Appeals: Different Processes, Different Forums
| Process aspect | Commercial | Medicaid MCO |
|---|---|---|
| First-level appeal | Internal appeal to payer | MCO internal grievance/appeal |
| External appeal | Independent review organization (IRO) — state-mandated | State fair hearing or state agency review |
| Timeline to file appeal | Plan-specific, typically 60–180 days | State-regulated, typically 30–90 days from denial notice |
| Peer-to-peer review availability | Most commercial plans offer P2P review | MCO-dependent; not universally available |
The external appeal mechanism is structurally different between commercial and Medicaid programs. Commercial plan external appeals go to an Independent Review Organization (IRO) — a third-party clinical reviewer contracted with the state insurance commissioner. Medicaid denials, after exhausting MCO-level appeals, typically enter the state fair hearing process through the state Medicaid agency — a different forum with different evidence standards and decision timelines.
Medicare Part D: The Third Category
For completeness: Medicare Part D prescription drug plans constitute a third payer category with its own PA structure. Part D PA criteria are set by plan sponsors within CMS guidelines, and appeals for Part D coverage determinations follow the Part D appeals process — escalating from plan redetermination to independent review entity (IRE) to Administrative Law Judge (ALJ) hearing. The Part D exception and appeals process is distinct from both commercial and Medicaid processes, and specialty pharmacies serving a significant Medicare population benefit from having Part D-specific workflow documentation.

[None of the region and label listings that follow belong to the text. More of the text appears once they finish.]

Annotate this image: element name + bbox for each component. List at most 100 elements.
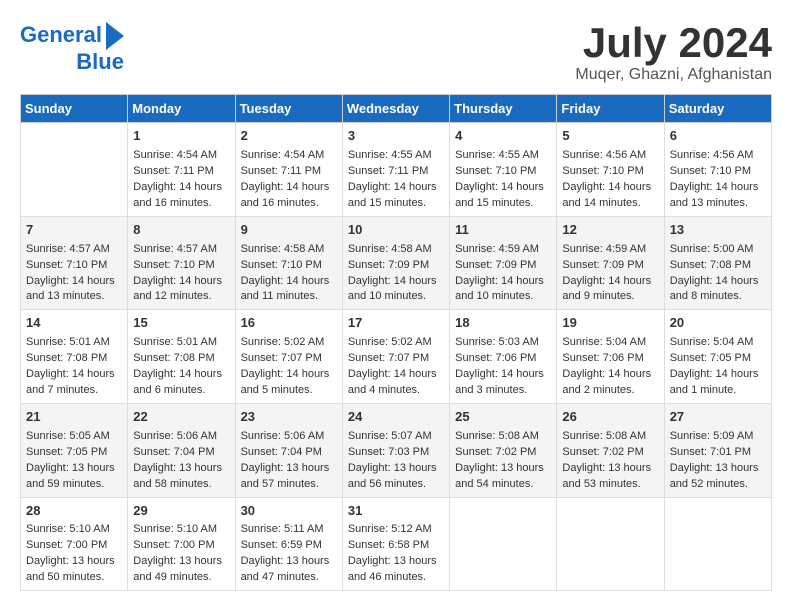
day-number: 30	[241, 502, 337, 521]
day-number: 2	[241, 127, 337, 146]
calendar-cell: 11 Sunrise: 4:59 AM Sunset: 7:09 PM Dayli…	[450, 216, 557, 310]
day-number: 9	[241, 221, 337, 240]
calendar-cell: 18 Sunrise: 5:03 AM Sunset: 7:06 PM Dayli…	[450, 310, 557, 404]
day-number: 15	[133, 314, 229, 333]
day-info: Sunrise: 4:55 AM Sunset: 7:10 PM Dayligh…	[455, 148, 551, 212]
month-title: July 2024	[575, 20, 772, 66]
weekday-header: Thursday	[450, 95, 557, 123]
calendar-cell: 8Sunrise: 4:57 AM Sunset: 7:10 PM Daylig…	[128, 216, 235, 310]
calendar-cell: 25 Sunrise: 5:08 AM Sunset: 7:02 PM Dayli…	[450, 403, 557, 497]
day-info: Sunrise: 5:01 AM Sunset: 7:08 PM Dayligh…	[133, 335, 229, 399]
calendar-week-row: 1 Sunrise: 4:54 AM Sunset: 7:11 PM Daylig…	[21, 123, 772, 217]
day-info: Sunrise: 5:10 AM Sunset: 7:00 PM Dayligh…	[133, 522, 229, 586]
calendar-week-row: 7 Sunrise: 4:57 AM Sunset: 7:10 PM Daylig…	[21, 216, 772, 310]
day-number: 6	[670, 127, 766, 146]
day-number: 12	[562, 221, 658, 240]
calendar-cell: 20 Sunrise: 5:04 AM Sunset: 7:05 PM Dayli…	[664, 310, 771, 404]
calendar-cell	[21, 123, 128, 217]
day-number: 22	[133, 408, 229, 427]
day-number: 1	[133, 127, 229, 146]
logo-text: General	[20, 23, 102, 47]
day-info: Sunrise: 4:56 AM Sunset: 7:10 PM Dayligh…	[562, 148, 658, 212]
calendar-cell: 5 Sunrise: 4:56 AM Sunset: 7:10 PM Daylig…	[557, 123, 664, 217]
calendar-cell	[450, 497, 557, 591]
calendar-cell: 13Sunrise: 5:00 AM Sunset: 7:08 PM Dayli…	[664, 216, 771, 310]
day-number: 17	[348, 314, 444, 333]
day-info: Sunrise: 5:02 AM Sunset: 7:07 PM Dayligh…	[241, 335, 337, 399]
calendar-cell: 2 Sunrise: 4:54 AM Sunset: 7:11 PM Daylig…	[235, 123, 342, 217]
calendar-cell: 28Sunrise: 5:10 AM Sunset: 7:00 PM Dayli…	[21, 497, 128, 591]
calendar-cell: 1 Sunrise: 4:54 AM Sunset: 7:11 PM Daylig…	[128, 123, 235, 217]
day-info: Sunrise: 5:08 AM Sunset: 7:02 PM Dayligh…	[562, 429, 658, 493]
day-info: Sunrise: 5:00 AM Sunset: 7:08 PM Dayligh…	[670, 242, 766, 306]
day-number: 25	[455, 408, 551, 427]
calendar-cell: 26Sunrise: 5:08 AM Sunset: 7:02 PM Dayli…	[557, 403, 664, 497]
day-info: Sunrise: 5:04 AM Sunset: 7:06 PM Dayligh…	[562, 335, 658, 399]
calendar-week-row: 28Sunrise: 5:10 AM Sunset: 7:00 PM Dayli…	[21, 497, 772, 591]
calendar-cell: 30Sunrise: 5:11 AM Sunset: 6:59 PM Dayli…	[235, 497, 342, 591]
day-number: 21	[26, 408, 122, 427]
day-number: 28	[26, 502, 122, 521]
day-info: Sunrise: 5:05 AM Sunset: 7:05 PM Dayligh…	[26, 429, 122, 493]
day-info: Sunrise: 4:57 AM Sunset: 7:10 PM Dayligh…	[26, 242, 122, 306]
calendar-cell: 3 Sunrise: 4:55 AM Sunset: 7:11 PM Daylig…	[342, 123, 449, 217]
day-number: 7	[26, 221, 122, 240]
weekday-header: Wednesday	[342, 95, 449, 123]
day-info: Sunrise: 4:59 AM Sunset: 7:09 PM Dayligh…	[562, 242, 658, 306]
weekday-header: Monday	[128, 95, 235, 123]
day-number: 4	[455, 127, 551, 146]
calendar-cell: 10Sunrise: 4:58 AM Sunset: 7:09 PM Dayli…	[342, 216, 449, 310]
day-number: 29	[133, 502, 229, 521]
weekday-header: Friday	[557, 95, 664, 123]
calendar-table: SundayMondayTuesdayWednesdayThursdayFrid…	[20, 94, 772, 591]
day-number: 24	[348, 408, 444, 427]
day-info: Sunrise: 5:03 AM Sunset: 7:06 PM Dayligh…	[455, 335, 551, 399]
day-info: Sunrise: 5:06 AM Sunset: 7:04 PM Dayligh…	[133, 429, 229, 493]
day-number: 5	[562, 127, 658, 146]
day-info: Sunrise: 4:54 AM Sunset: 7:11 PM Dayligh…	[241, 148, 337, 212]
day-info: Sunrise: 4:55 AM Sunset: 7:11 PM Dayligh…	[348, 148, 444, 212]
day-number: 23	[241, 408, 337, 427]
calendar-cell: 14Sunrise: 5:01 AM Sunset: 7:08 PM Dayli…	[21, 310, 128, 404]
day-number: 16	[241, 314, 337, 333]
weekday-header: Tuesday	[235, 95, 342, 123]
day-info: Sunrise: 4:56 AM Sunset: 7:10 PM Dayligh…	[670, 148, 766, 212]
day-number: 10	[348, 221, 444, 240]
calendar-cell: 27Sunrise: 5:09 AM Sunset: 7:01 PM Dayli…	[664, 403, 771, 497]
calendar-cell: 29Sunrise: 5:10 AM Sunset: 7:00 PM Dayli…	[128, 497, 235, 591]
weekday-header: Saturday	[664, 95, 771, 123]
day-info: Sunrise: 5:08 AM Sunset: 7:02 PM Dayligh…	[455, 429, 551, 493]
calendar-cell: 12 Sunrise: 4:59 AM Sunset: 7:09 PM Dayli…	[557, 216, 664, 310]
day-info: Sunrise: 4:54 AM Sunset: 7:11 PM Dayligh…	[133, 148, 229, 212]
day-info: Sunrise: 5:04 AM Sunset: 7:05 PM Dayligh…	[670, 335, 766, 399]
page-header: General Blue July 2024 Muqer, Ghazni, Af…	[20, 20, 772, 84]
calendar-cell	[557, 497, 664, 591]
day-number: 14	[26, 314, 122, 333]
calendar-cell: 22 Sunrise: 5:06 AM Sunset: 7:04 PM Dayli…	[128, 403, 235, 497]
day-number: 18	[455, 314, 551, 333]
calendar-cell	[664, 497, 771, 591]
calendar-cell: 6 Sunrise: 4:56 AM Sunset: 7:10 PM Daylig…	[664, 123, 771, 217]
day-info: Sunrise: 5:09 AM Sunset: 7:01 PM Dayligh…	[670, 429, 766, 493]
day-number: 20	[670, 314, 766, 333]
day-info: Sunrise: 5:11 AM Sunset: 6:59 PM Dayligh…	[241, 522, 337, 586]
day-number: 3	[348, 127, 444, 146]
calendar-cell: 7 Sunrise: 4:57 AM Sunset: 7:10 PM Daylig…	[21, 216, 128, 310]
day-info: Sunrise: 5:10 AM Sunset: 7:00 PM Dayligh…	[26, 522, 122, 586]
calendar-cell: 24 Sunrise: 5:07 AM Sunset: 7:03 PM Dayli…	[342, 403, 449, 497]
calendar-cell: 19Sunrise: 5:04 AM Sunset: 7:06 PM Dayli…	[557, 310, 664, 404]
weekday-header-row: SundayMondayTuesdayWednesdayThursdayFrid…	[21, 95, 772, 123]
day-info: Sunrise: 4:59 AM Sunset: 7:09 PM Dayligh…	[455, 242, 551, 306]
day-number: 8	[133, 221, 229, 240]
calendar-cell: 15 Sunrise: 5:01 AM Sunset: 7:08 PM Dayli…	[128, 310, 235, 404]
weekday-header: Sunday	[21, 95, 128, 123]
calendar-cell: 23Sunrise: 5:06 AM Sunset: 7:04 PM Dayli…	[235, 403, 342, 497]
day-number: 11	[455, 221, 551, 240]
day-info: Sunrise: 5:12 AM Sunset: 6:58 PM Dayligh…	[348, 522, 444, 586]
day-number: 31	[348, 502, 444, 521]
logo: General Blue	[20, 20, 124, 74]
calendar-cell: 31Sunrise: 5:12 AM Sunset: 6:58 PM Dayli…	[342, 497, 449, 591]
calendar-cell: 16 Sunrise: 5:02 AM Sunset: 7:07 PM Dayli…	[235, 310, 342, 404]
calendar-cell: 21 Sunrise: 5:05 AM Sunset: 7:05 PM Dayli…	[21, 403, 128, 497]
day-info: Sunrise: 5:07 AM Sunset: 7:03 PM Dayligh…	[348, 429, 444, 493]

The common thread across all three payer types is that PA is easier — and faster — when the pharmacy's workflow reflects the actual rules of each payer category rather than treating all PAs as variations of a single process. The heterogeneity is a permanent feature of the US payer landscape, and the specialty pharmacies that navigate it most effectively are the ones that have stopped trying to run a single workflow for all payer types.